If there's top secret information in there, and it was somehow stumbled upon by one of these lawyers or a paralegal somewhere, I find it impossibly unlikely they'd be stupid enough to do anything other than run directly to whomever is the rightful possessor of said information and say "hey we found this in this place it shouldn't be" and then let them deal with it. Which is what we'd want them to do.
*Though if I had to speculate on how they'd do it, I do think the funniest way would be to feed the records back into chatgpt and ask it to point out all the times the records show evidence of infringement
It sounds like the alternate path you're suggesting is for NYT to stop being wrong and let OpenAI continue being right, which doesn't sound much like a compromise to me.

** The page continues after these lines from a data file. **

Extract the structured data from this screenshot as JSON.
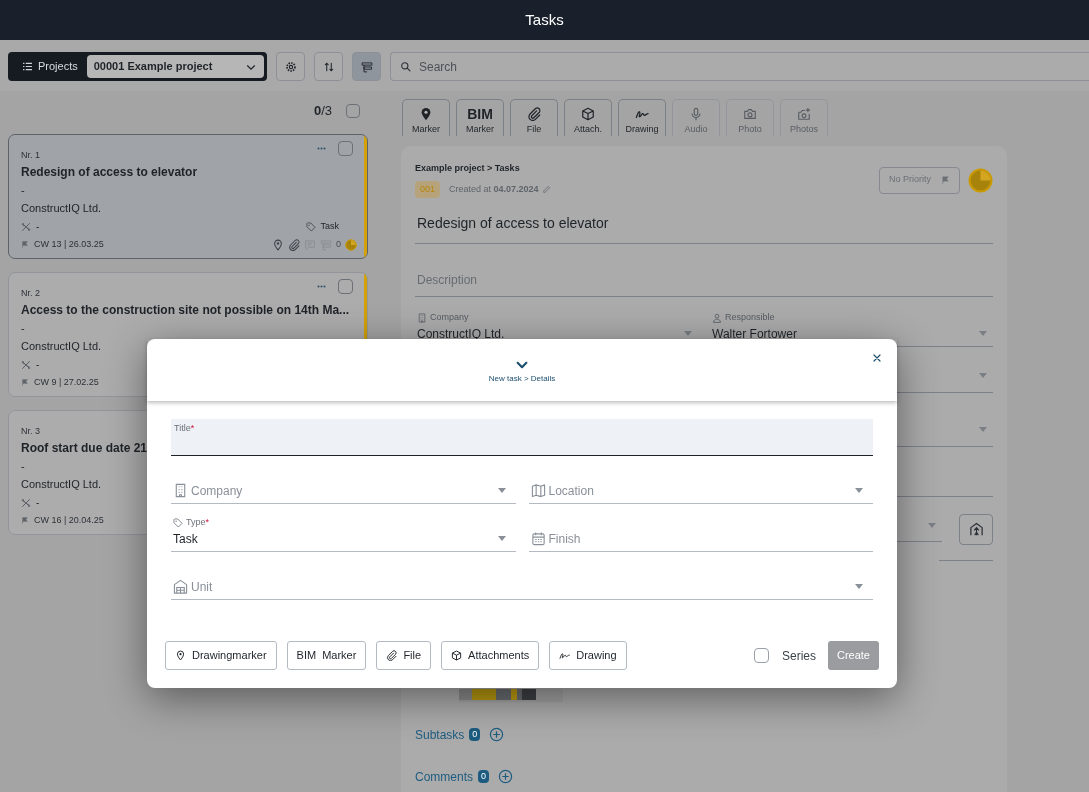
{
  "app_bar": {
    "title": "Tasks"
  },
  "toolbar": {
    "projects_label": "Projects",
    "project": "00001 Example project",
    "view_buttons": [
      {
        "selected": false
      },
      {
        "selected": false
      },
      {
        "selected": true
      }
    ],
    "search_placeholder": "Search"
  },
  "task_list": {
    "count": "**0**/3",
    "all_checked": false,
    "tasks": [
      {
        "number": "Nr. 1",
        "title": "Redesign of access to elevator",
        "description": "-",
        "company": "ConstructIQ Ltd.",
        "location": "-",
        "tag": "Task",
        "due": "CW 13 | 26.03.25",
        "comment_count": "0",
        "selected": true,
        "checked": false,
        "color": "#d4a106"
      },
      {
        "number": "Nr. 2",
        "title": "Access to the construction site not possible on 14th Ma...",
        "description": "-",
        "company": "ConstructIQ Ltd.",
        "location": "-",
        "due": "CW 9 | 27.02.25",
        "selected": false,
        "checked": false,
        "color": "#d4a106"
      },
      {
        "number": "Nr. 3",
        "title": "Roof start due date 21",
        "description": "-",
        "company": "ConstructIQ Ltd.",
        "location": "-",
        "due": "CW 16 | 20.04.25",
        "selected": false
      }
    ]
  },
  "detail": {
    "attachment_buttons": [
      {
        "label": "Marker",
        "disabled": false
      },
      {
        "label": "Marker",
        "icon_text": "BIM",
        "disabled": false
      },
      {
        "label": "File",
        "disabled": false
      },
      {
        "label": "Attach.",
        "disabled": false
      },
      {
        "label": "Drawing",
        "disabled": false
      },
      {
        "label": "Audio",
        "disabled": true
      },
      {
        "label": "Photo",
        "disabled": true
      },
      {
        "label": "Photos",
        "disabled": true
      }
    ],
    "breadcrumb": "Example project > Tasks",
    "number": "001",
    "created": "Created at **04.07.2024**",
    "priority": "No Priority",
    "title": "Redesign of access to elevator",
    "description_placeholder": "Description",
    "fields": [
      {
        "label": "Company",
        "value": "ConstructIQ Ltd."
      },
      {
        "label": "Responsible",
        "value": "Walter Fortower"
      }
    ],
    "subtasks": {
      "label": "Subtasks",
      "count": "0"
    },
    "comments": {
      "label": "Comments",
      "count": "0"
    }
  },
  "modal": {
    "breadcrumb": "New task > Details",
    "required_mark": "*",
    "rows": [
      {
        "fields": [
          {
            "kind": "text",
            "label": "Title",
            "required": true,
            "focused": true
          }
        ]
      },
      {
        "fields": [
          {
            "kind": "select",
            "label": "Company",
            "required": false,
            "focused": false
          },
          {
            "kind": "select",
            "label": "Location",
            "required": false,
            "focused": false
          }
        ]
      },
      {
        "fields": [
          {
            "kind": "select",
            "label": "Type",
            "required": true,
            "focused": false,
            "value": "Task"
          },
          {
            "kind": "date",
            "label": "Finish",
            "required": false,
            "focused": false
          }
        ]
      },
      {
        "fields": [
          {
            "kind": "select",
            "label": "Unit",
            "required": false,
            "focused": false
          }
        ]
      }
    ],
    "attach_buttons": [
      {
        "label": "Drawingmarker"
      },
      {
        "label": "Marker",
        "icon_text": "BIM"
      },
      {
        "label": "File"
      },
      {
        "label": "Attachments"
      },
      {
        "label": "Drawing"
      }
    ],
    "series": {
      "label": "Series",
      "checked": false
    },
    "create": {
      "label": "Create",
      "disabled": true
    }
  }
}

> prevent the loss of being the middle-man between events and users
I'm confused by this phrase. I may be misreading but it sounds like you're frustrated, or at least cynical about NYT wanting to preserve their business model of writing about things that happen and selling the publication. To me it seems reasonable they'd want to keep doing that, and to protect their content from being stolen.
They certainly aren't the sole publication of written content about current events, so calling them "the middle-man between events and users" feels a bit strange.

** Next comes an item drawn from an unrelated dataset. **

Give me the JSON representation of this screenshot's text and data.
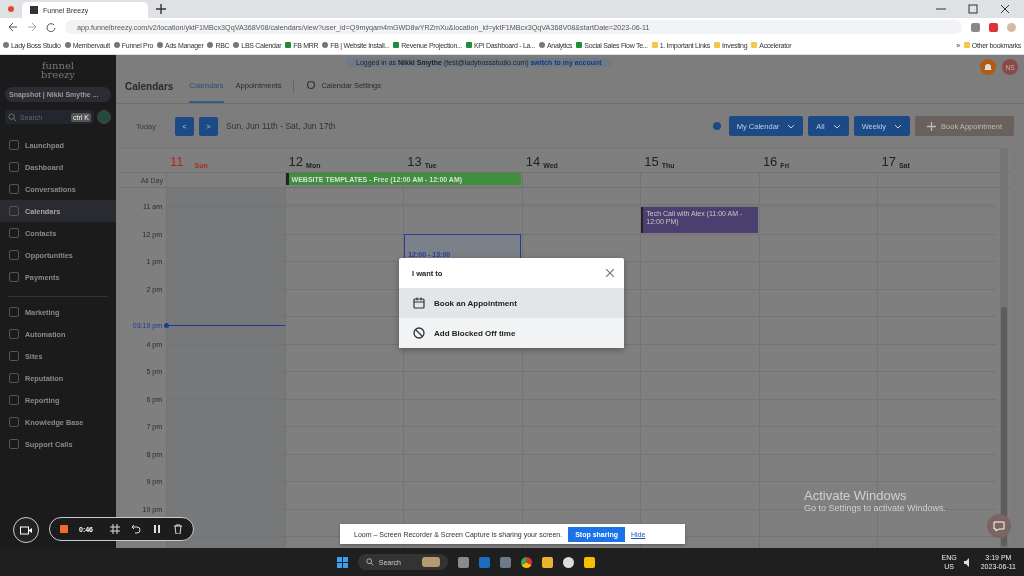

If your concern is that they're trying to prevent OpenAI from getting a foot in the door of journalism, that confuses me even more. There are so, so many sources of news: other news agencies, independent journalists, randos spreading word-of-mouth information.
It is impossible for chatgpt to take over any aspect of being a "middle-man between events and users" because it can't tell you the news. it can only resynthesize journalism that it's stolen from somewhere else, and without stealing from others, it would be worse than the least reliable of the above sources. How could it ever be anything else?
This right here feels like probably a good understanding of why NYT wants openai to keep their gross little paws off their content. If I stole a newspaper off the back of a truck, and then turned around and charged $200 a month for the service of plagiarizing it to my customers, I would not be surprised if the Times's finest lawyers knocked on my door either.
Then again, I may be misinterpreting what you said. I tend to side with people who sue LLM companies for gobbling up all their work and regurgitating it, and spend zero effort trying to avoid that bias
> preserve their business model of writing about things that happen and selling the publication. To me it seems reasonable they'd want to keep doing that
Be very wary of companies that look to change the landscape to preserve their business model. They are almost always regressive in trying to prevent the emergence of something useful and new because it challenges their revenue stream. The New York Times should be developing their own AI and should not be ignoring the march of technological progress, but instead they are choosing to lawyer up and use the legal system to try to prevent progress. I don't have any sympathy for them; there is no right to a business model.
This feels less like changing the landscape and more like trying to stop a new neighbor from building a four-level shopping complex in front of your beach-front property while also strip-mining the forest behind.
As for whether the Times should be developing their own LLM bot, why on earth would they want that?